[Date Prev][Date Next][Thread Prev][Thread Next][Date Index][Thread Index]

Re: [Condor-users] Buncing many (2-30 sec) calculations as one job



On 10/25/07, Atle Rudshaug <atle.rudshaug@xxxxxxxxx> wrote:

> Anyway, I have been looking at DAGMan for automatic post operations
> (finding the best result from all the DAG jobs after they all are
> finished. I have a child DAG node with a script as executable in the
> "local" universe). But each DAG node/job is submitted as individual
> jobs from the DAGman script and require their own scheduling (or so it
> seems). I have X number of condor submit scripts (DAG nodes) each with
> ONE job/calculation.
>
> Since one execution can be as short as 2 sec (and the executable is
> ~22MB+libs(~2MB)) I would like to bunch them up a bit so that one job
> submission would run 10 or 100++ calculations. I guess this could be
> done by sending a bash script as executable with 10 or 100 lines of
> the executable with their respective command line arguments. But what
> will happen to the output file from each condor job if there are
> multiple executions of the binary in one job? Will each execution
> overwrite each others data so I only get the result from the last
> execution? Is there some other way to do this?

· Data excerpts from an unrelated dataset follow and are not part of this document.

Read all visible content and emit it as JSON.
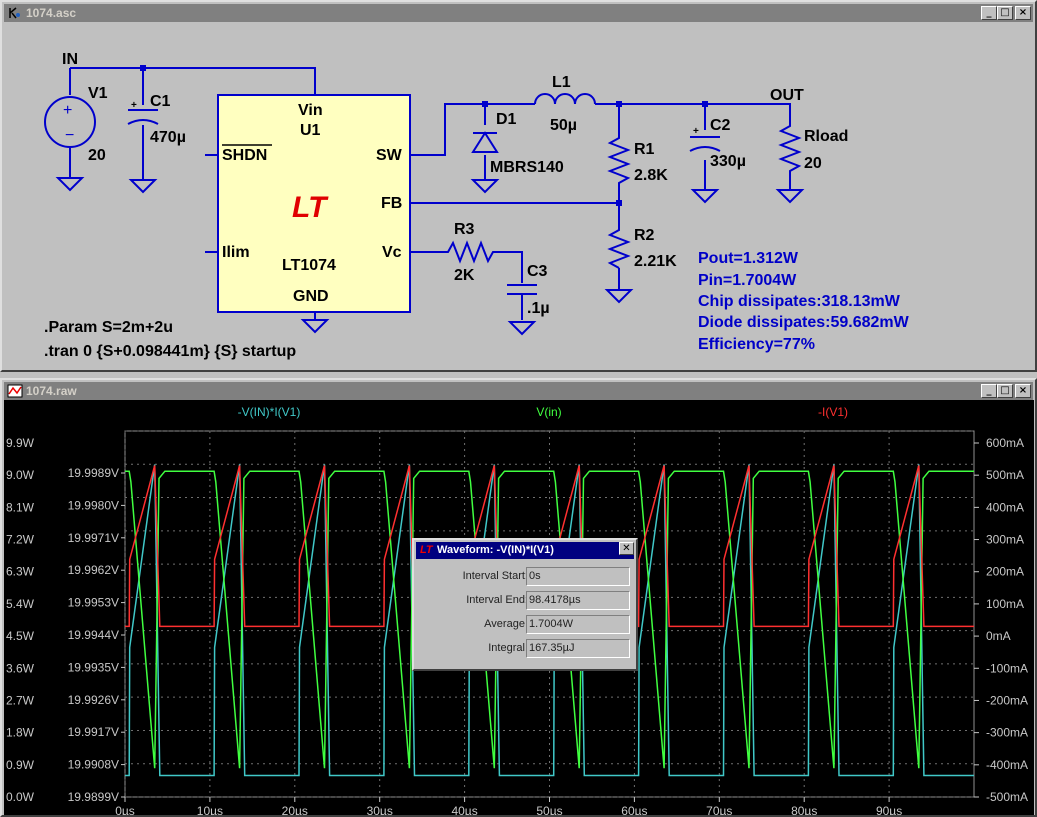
{
  "schematic_window": {
    "title": "1074.asc",
    "buttons": [
      "_",
      "□",
      "×"
    ],
    "labels": {
      "in": "IN",
      "out": "OUT",
      "v1": "V1",
      "v1_value": "20",
      "c1": "C1",
      "c1_value": "470µ",
      "c1_plus": "+",
      "u1_vin": "Vin",
      "u1_name": "U1",
      "u1_shdn": "SHDN",
      "u1_sw": "SW",
      "u1_fb": "FB",
      "u1_ilim": "Ilim",
      "u1_vc": "Vc",
      "u1_part": "LT1074",
      "u1_gnd": "GND",
      "d1": "D1",
      "d1_value": "MBRS140",
      "l1": "L1",
      "l1_value": "50µ",
      "r1": "R1",
      "r1_value": "2.8K",
      "r2": "R2",
      "r2_value": "2.21K",
      "r3": "R3",
      "r3_value": "2K",
      "c2": "C2",
      "c2_value": "330µ",
      "c2_plus": "+",
      "c3": "C3",
      "c3_value": ".1µ",
      "rload": "Rload",
      "rload_value": "20",
      "param": ".Param S=2m+2u",
      "tran": ".tran 0 {S+0.098441m} {S} startup"
    },
    "results": [
      "Pout=1.312W",
      "Pin=1.7004W",
      "Chip dissipates:318.13mW",
      "Diode dissipates:59.682mW",
      "Efficiency=77%"
    ]
  },
  "waveform_window": {
    "title": "1074.raw",
    "buttons": [
      "_",
      "□",
      "×"
    ]
  },
  "colors": {
    "wire": "#0000cc",
    "schematic_bg": "#c0c0c0",
    "ic_fill": "#ffffc0",
    "result_text": "#0000c8",
    "plot_bg": "#000000",
    "trace_power": "#40c8c8",
    "trace_vin": "#40ff40",
    "trace_current": "#ff3030",
    "axis_text": "#c8c8c8"
  },
  "chart_data": {
    "type": "line",
    "series": [
      {
        "name": "-V(IN)*I(V1)",
        "axis": "power",
        "levels": [
          0.6,
          9.3
        ],
        "color": "#40c8c8"
      },
      {
        "name": "V(in)",
        "axis": "vin",
        "levels": [
          19.9907,
          19.99895
        ],
        "color": "#40ff40"
      },
      {
        "name": "-I(V1)",
        "axis": "current",
        "levels": [
          30,
          530
        ],
        "color": "#ff3030"
      }
    ],
    "switch_events_us": [
      0.5,
      3.5,
      10.5,
      13.5,
      20.5,
      23.5,
      30.5,
      33.5,
      40.5,
      43.5,
      50.5,
      53.5,
      60.5,
      63.5,
      70.5,
      73.5,
      80.5,
      83.5,
      90.5,
      93.5
    ],
    "period_us": 10,
    "on_start_us": 0.5,
    "on_end_us": 3.5,
    "xlim": [
      0,
      100
    ],
    "x_ticks": [
      "0µs",
      "10µs",
      "20µs",
      "30µs",
      "40µs",
      "50µs",
      "60µs",
      "70µs",
      "80µs",
      "90µs"
    ],
    "y_ticks_power": [
      "9.9W",
      "9.0W",
      "8.1W",
      "7.2W",
      "6.3W",
      "5.4W",
      "4.5W",
      "3.6W",
      "2.7W",
      "1.8W",
      "0.9W",
      "0.0W"
    ],
    "y_ticks_vin": [
      "19.9989V",
      "19.9980V",
      "19.9971V",
      "19.9962V",
      "19.9953V",
      "19.9944V",
      "19.9935V",
      "19.9926V",
      "19.9917V",
      "19.9908V",
      "19.9899V"
    ],
    "y_ticks_current": [
      "600mA",
      "500mA",
      "400mA",
      "300mA",
      "200mA",
      "100mA",
      "0mA",
      "-100mA",
      "-200mA",
      "-300mA",
      "-400mA",
      "-500mA"
    ],
    "grid": true
  },
  "dialog": {
    "title": "Waveform: -V(IN)*I(V1)",
    "logo": "LT",
    "rows": [
      {
        "label": "Interval Start:",
        "value": "0s"
      },
      {
        "label": "Interval End:",
        "value": "98.4178µs"
      },
      {
        "label": "Average:",
        "value": "1.7004W"
      },
      {
        "label": "Integral:",
        "value": "167.35µJ"
      }
    ]
  }
}
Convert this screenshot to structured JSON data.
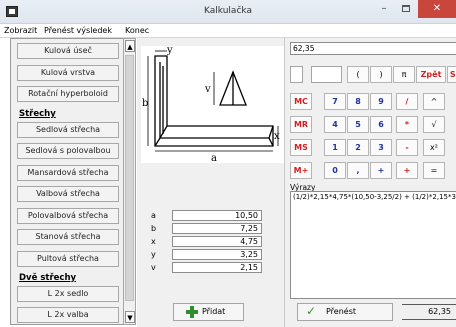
{
  "window": {
    "title": "Kalkulačka",
    "min": "–",
    "close": "✕"
  },
  "menu": [
    "Zobrazit",
    "Přenést výsledek",
    "Konec"
  ],
  "left_list": {
    "items": [
      {
        "type": "button",
        "label": "Kulová úseč"
      },
      {
        "type": "button",
        "label": "Kulová vrstva"
      },
      {
        "type": "button",
        "label": "Rotační hyperboloid"
      },
      {
        "type": "header",
        "label": "Střechy"
      },
      {
        "type": "button",
        "label": "Sedlová střecha"
      },
      {
        "type": "button",
        "label": "Sedlová s polovalbou"
      },
      {
        "type": "button",
        "label": "Mansardová střecha"
      },
      {
        "type": "button",
        "label": "Valbová střecha"
      },
      {
        "type": "button",
        "label": "Polovalbová střecha"
      },
      {
        "type": "button",
        "label": "Stanová střecha"
      },
      {
        "type": "button",
        "label": "Pultová střecha"
      },
      {
        "type": "header",
        "label": "Dvě střechy"
      },
      {
        "type": "button",
        "label": "L 2x sedlo"
      },
      {
        "type": "button",
        "label": "L 2x valba"
      }
    ],
    "scroll_up": "▲",
    "scroll_down": "▼"
  },
  "diagram": {
    "labels": {
      "y": "y",
      "b": "b",
      "v": "v",
      "x": "x",
      "a": "a"
    }
  },
  "params": [
    {
      "name": "a",
      "value": "10,50"
    },
    {
      "name": "b",
      "value": "7,25"
    },
    {
      "name": "x",
      "value": "4,75"
    },
    {
      "name": "y",
      "value": "3,25"
    },
    {
      "name": "v",
      "value": "2,15"
    }
  ],
  "add_button": "Přidat",
  "calculator": {
    "display": "62,35",
    "rows": [
      [
        {
          "label": "(",
          "color": "black"
        },
        {
          "label": ")",
          "color": "black"
        },
        {
          "label": "π",
          "color": "black"
        },
        {
          "label": "Zpět",
          "color": "red"
        },
        {
          "label": "Smaž",
          "color": "red"
        }
      ],
      [
        {
          "label": "MC",
          "color": "red"
        },
        {
          "label": "7",
          "color": "blue"
        },
        {
          "label": "8",
          "color": "blue"
        },
        {
          "label": "9",
          "color": "blue"
        },
        {
          "label": "/",
          "color": "red"
        },
        {
          "label": "^",
          "color": "black"
        }
      ],
      [
        {
          "label": "MR",
          "color": "red"
        },
        {
          "label": "4",
          "color": "blue"
        },
        {
          "label": "5",
          "color": "blue"
        },
        {
          "label": "6",
          "color": "blue"
        },
        {
          "label": "*",
          "color": "red"
        },
        {
          "label": "√",
          "color": "black"
        }
      ],
      [
        {
          "label": "MS",
          "color": "red"
        },
        {
          "label": "1",
          "color": "blue"
        },
        {
          "label": "2",
          "color": "blue"
        },
        {
          "label": "3",
          "color": "blue"
        },
        {
          "label": "-",
          "color": "red"
        },
        {
          "label": "x²",
          "color": "black"
        }
      ],
      [
        {
          "label": "M+",
          "color": "red"
        },
        {
          "label": "0",
          "color": "blue"
        },
        {
          "label": ",",
          "color": "blue"
        },
        {
          "label": "+",
          "color": "blue"
        },
        {
          "label": "+",
          "color": "red"
        },
        {
          "label": "=",
          "color": "black"
        }
      ]
    ]
  },
  "vypis": {
    "label": "Výrazy",
    "text": "(1/2)*2,15*4,75*(10,50-3,25/2) + (1/2)*2,15*3,25*(7"
  },
  "prenest_button": "Přenést",
  "result": "62,35",
  "colors": {
    "close": "#c9463d",
    "red_key": "#d42020",
    "blue_key": "#21339c",
    "add_icon": "#2f8f2f"
  }
}
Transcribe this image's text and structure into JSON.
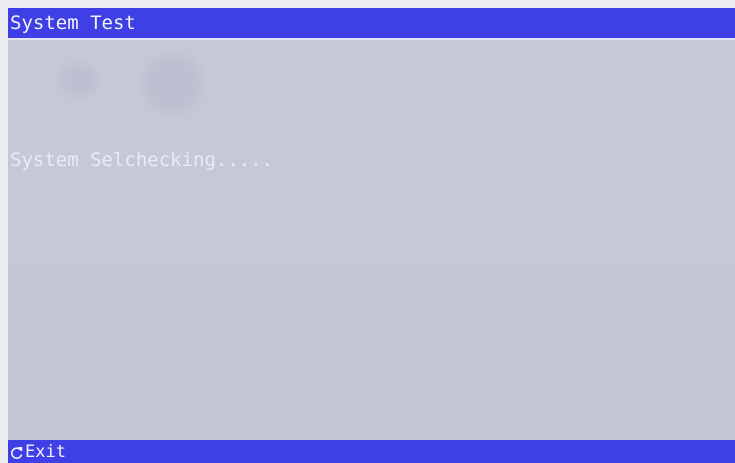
{
  "window": {
    "title": "System Test"
  },
  "main": {
    "status_message": "System Selchecking....."
  },
  "footer": {
    "exit_label": "Exit",
    "exit_icon": "refresh-arrow-icon"
  },
  "colors": {
    "bar_blue": "#3f3fe6",
    "screen_background": "#c5c8d7",
    "text": "#f2f2f8"
  }
}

Golden rule - exploit application domain optimizations before platform
domain ones.

In this instance each 'iteration' is using the same executable so will
benefit from repeating the calculation locally several times (since
the transfer, startup times become considerable if your calculation
takes on average a few seconds).

If the output from each iteration is directly comparable (for the
purposes of the 'best' function you have) to the other iterations
within a job then have each job (as opposed to each iteration work out
the best one as it goes and only output the one which wins. In this
way the final reduction becomes smaller too (you have distributed much
of it)

> And, by the way, is there any smooth way of sending larger
> jobs/bunches to more powerful nodes more or less automatically?

If you can identify the larger jobs at submit time yes (though it is
something of a hassle).

There are other options if not but that complicates things further and
starts to have restrictions on how your iterations are expressed
(essentially you could start haveing a job dynamically work out how
many iterations it would take responsibility for based on it's view of
how fast it was going)

> Say I
> have 10 jobs each with 100 computations and nodes ranging from old P3
> to new Core2Quad machines. It would be nice to be able run a bunch of
> maybe 200 calculations on the best machine and 20 on the slowest so
> that they use more or less the same time.

To get this trully efficient the jobs would need to be dynamic (which
is doable).

I should point out here that for what you are describing Google's
MapReduce (http://en.wikipedia.org/wiki/MapReduce) distributed system
sounds a much better fit for your tasks (it may not work in other
areas and I cannot vouch for it personally but I would suggest
considering it).

Matt